“And get court martialed when you get there. Boots and saddles for you, Lieutenant Samuel Adams King!”
“Yes, sir!” he cried, clicking his heels together and saluting. Then he seized her hand and kissed it.
“Don’t!” she whispered, snatching it away. “Here comes Luke.”
“I don’t care if the World’s coming.”
“That’s because you don’t know what it is to be joshed by a bunch of cow-punchers,” she told him. “Say, why when it comes to torture, Victorio and Geronimo and old Whoa could have gone to school to some of these red necks from the Pan Handle.”

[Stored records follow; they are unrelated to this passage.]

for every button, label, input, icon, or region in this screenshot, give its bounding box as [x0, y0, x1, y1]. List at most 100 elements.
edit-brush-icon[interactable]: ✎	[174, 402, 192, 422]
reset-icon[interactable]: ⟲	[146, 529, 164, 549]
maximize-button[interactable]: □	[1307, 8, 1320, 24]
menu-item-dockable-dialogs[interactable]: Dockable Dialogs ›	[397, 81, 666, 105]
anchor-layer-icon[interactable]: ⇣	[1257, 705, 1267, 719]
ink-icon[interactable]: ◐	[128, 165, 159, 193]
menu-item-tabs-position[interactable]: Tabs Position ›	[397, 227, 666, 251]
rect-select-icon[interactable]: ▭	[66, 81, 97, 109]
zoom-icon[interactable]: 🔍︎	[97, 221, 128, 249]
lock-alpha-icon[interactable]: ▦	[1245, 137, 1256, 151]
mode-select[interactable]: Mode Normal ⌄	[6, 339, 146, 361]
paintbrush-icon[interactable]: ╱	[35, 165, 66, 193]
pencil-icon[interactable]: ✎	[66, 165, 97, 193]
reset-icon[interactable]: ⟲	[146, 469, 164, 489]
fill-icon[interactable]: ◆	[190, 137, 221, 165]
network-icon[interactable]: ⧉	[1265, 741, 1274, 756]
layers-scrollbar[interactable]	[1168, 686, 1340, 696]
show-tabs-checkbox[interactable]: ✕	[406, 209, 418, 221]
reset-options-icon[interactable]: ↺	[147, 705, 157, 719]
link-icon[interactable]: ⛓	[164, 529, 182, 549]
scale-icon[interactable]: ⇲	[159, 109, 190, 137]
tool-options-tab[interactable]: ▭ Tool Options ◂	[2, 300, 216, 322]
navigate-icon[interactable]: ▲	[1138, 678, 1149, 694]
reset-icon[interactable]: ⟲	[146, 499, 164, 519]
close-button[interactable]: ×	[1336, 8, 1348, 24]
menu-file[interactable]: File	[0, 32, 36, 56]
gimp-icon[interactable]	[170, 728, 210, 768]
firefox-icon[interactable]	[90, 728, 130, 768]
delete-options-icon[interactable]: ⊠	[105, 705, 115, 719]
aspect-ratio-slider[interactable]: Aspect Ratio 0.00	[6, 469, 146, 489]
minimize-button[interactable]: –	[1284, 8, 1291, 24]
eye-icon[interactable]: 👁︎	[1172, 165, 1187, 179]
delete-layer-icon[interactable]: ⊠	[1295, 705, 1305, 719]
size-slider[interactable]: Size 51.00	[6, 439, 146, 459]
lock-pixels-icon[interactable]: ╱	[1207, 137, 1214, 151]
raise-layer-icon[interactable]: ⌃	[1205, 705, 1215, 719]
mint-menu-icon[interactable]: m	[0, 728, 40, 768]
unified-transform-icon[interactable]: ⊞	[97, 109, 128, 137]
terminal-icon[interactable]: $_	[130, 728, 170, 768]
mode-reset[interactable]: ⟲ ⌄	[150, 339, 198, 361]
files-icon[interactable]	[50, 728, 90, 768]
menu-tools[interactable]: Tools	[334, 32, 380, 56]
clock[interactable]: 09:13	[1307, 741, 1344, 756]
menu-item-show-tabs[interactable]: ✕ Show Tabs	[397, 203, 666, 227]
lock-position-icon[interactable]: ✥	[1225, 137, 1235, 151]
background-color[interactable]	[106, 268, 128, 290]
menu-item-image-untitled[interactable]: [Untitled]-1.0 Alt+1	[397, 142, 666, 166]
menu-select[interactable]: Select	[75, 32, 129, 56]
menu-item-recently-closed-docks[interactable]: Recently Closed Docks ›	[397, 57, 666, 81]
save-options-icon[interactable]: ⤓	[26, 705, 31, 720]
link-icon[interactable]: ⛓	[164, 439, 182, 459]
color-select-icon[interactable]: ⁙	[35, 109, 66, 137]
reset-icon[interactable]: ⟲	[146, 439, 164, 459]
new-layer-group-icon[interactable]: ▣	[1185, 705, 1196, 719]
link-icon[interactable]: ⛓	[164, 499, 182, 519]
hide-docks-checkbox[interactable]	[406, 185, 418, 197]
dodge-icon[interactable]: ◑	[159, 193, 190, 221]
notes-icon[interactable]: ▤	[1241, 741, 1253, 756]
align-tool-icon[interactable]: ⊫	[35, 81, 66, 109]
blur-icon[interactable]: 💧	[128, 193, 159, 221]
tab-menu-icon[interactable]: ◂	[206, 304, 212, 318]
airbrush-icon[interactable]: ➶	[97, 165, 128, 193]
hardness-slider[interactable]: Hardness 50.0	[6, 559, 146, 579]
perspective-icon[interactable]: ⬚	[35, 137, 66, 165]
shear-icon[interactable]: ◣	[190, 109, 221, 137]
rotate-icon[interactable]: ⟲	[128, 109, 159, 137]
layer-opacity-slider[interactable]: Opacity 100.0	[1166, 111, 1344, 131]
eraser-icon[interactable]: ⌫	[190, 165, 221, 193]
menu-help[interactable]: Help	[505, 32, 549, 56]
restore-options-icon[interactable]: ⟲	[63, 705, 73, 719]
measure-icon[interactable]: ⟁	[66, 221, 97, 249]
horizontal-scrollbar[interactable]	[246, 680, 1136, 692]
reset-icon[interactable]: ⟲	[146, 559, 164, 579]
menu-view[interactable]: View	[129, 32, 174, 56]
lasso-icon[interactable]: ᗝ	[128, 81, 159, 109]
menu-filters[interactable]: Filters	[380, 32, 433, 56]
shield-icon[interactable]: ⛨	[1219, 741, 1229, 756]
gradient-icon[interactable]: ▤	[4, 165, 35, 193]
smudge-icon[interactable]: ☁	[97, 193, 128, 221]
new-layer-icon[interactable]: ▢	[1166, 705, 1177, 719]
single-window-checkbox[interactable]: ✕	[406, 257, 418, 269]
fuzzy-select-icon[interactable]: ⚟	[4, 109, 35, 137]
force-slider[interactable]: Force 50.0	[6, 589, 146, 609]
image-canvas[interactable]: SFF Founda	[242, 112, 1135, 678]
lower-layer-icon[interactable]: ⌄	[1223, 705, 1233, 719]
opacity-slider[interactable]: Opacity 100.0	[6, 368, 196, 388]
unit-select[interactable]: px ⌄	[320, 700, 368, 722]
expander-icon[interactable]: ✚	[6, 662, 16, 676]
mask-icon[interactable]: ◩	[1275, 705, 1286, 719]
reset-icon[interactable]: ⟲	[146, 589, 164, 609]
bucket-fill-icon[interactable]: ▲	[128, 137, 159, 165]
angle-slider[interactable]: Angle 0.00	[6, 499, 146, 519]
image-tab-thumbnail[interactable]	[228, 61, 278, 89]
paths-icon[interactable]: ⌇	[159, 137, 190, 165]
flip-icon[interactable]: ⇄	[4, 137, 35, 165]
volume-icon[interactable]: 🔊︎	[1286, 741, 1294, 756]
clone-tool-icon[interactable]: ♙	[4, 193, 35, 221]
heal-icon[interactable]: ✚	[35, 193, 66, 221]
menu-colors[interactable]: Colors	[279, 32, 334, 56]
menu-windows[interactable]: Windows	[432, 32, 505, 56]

“All right, I won’t embarrass you. Good-bye and good luck, and don’t forget the message I brought from Mrs. Cullis. She wants you to come and spend a week or so with her.”
“Tell her I thank her heaps and that I’ll come the first chance I get. Good-bye!”
She watched him walk away, tall, erect, soldierly; trim in his blue blouse, his yellow striped breeches, his cavalry boots, and campaign hat—a soldier, every inch of him and, though still a boy, a veteran already.
And she sighed—sighed because she did not love him, sighed because she was afraid that she would never love him. Lines of bitterness touched the corners of her mouth and her eyes as she thought of the beautiful and priceless thing that she had thrown away—wasted upon a murdering savage—and a flush of shame tinged her cheeks.
Her painful reveries were interrupted by the voice of Luke Jensen.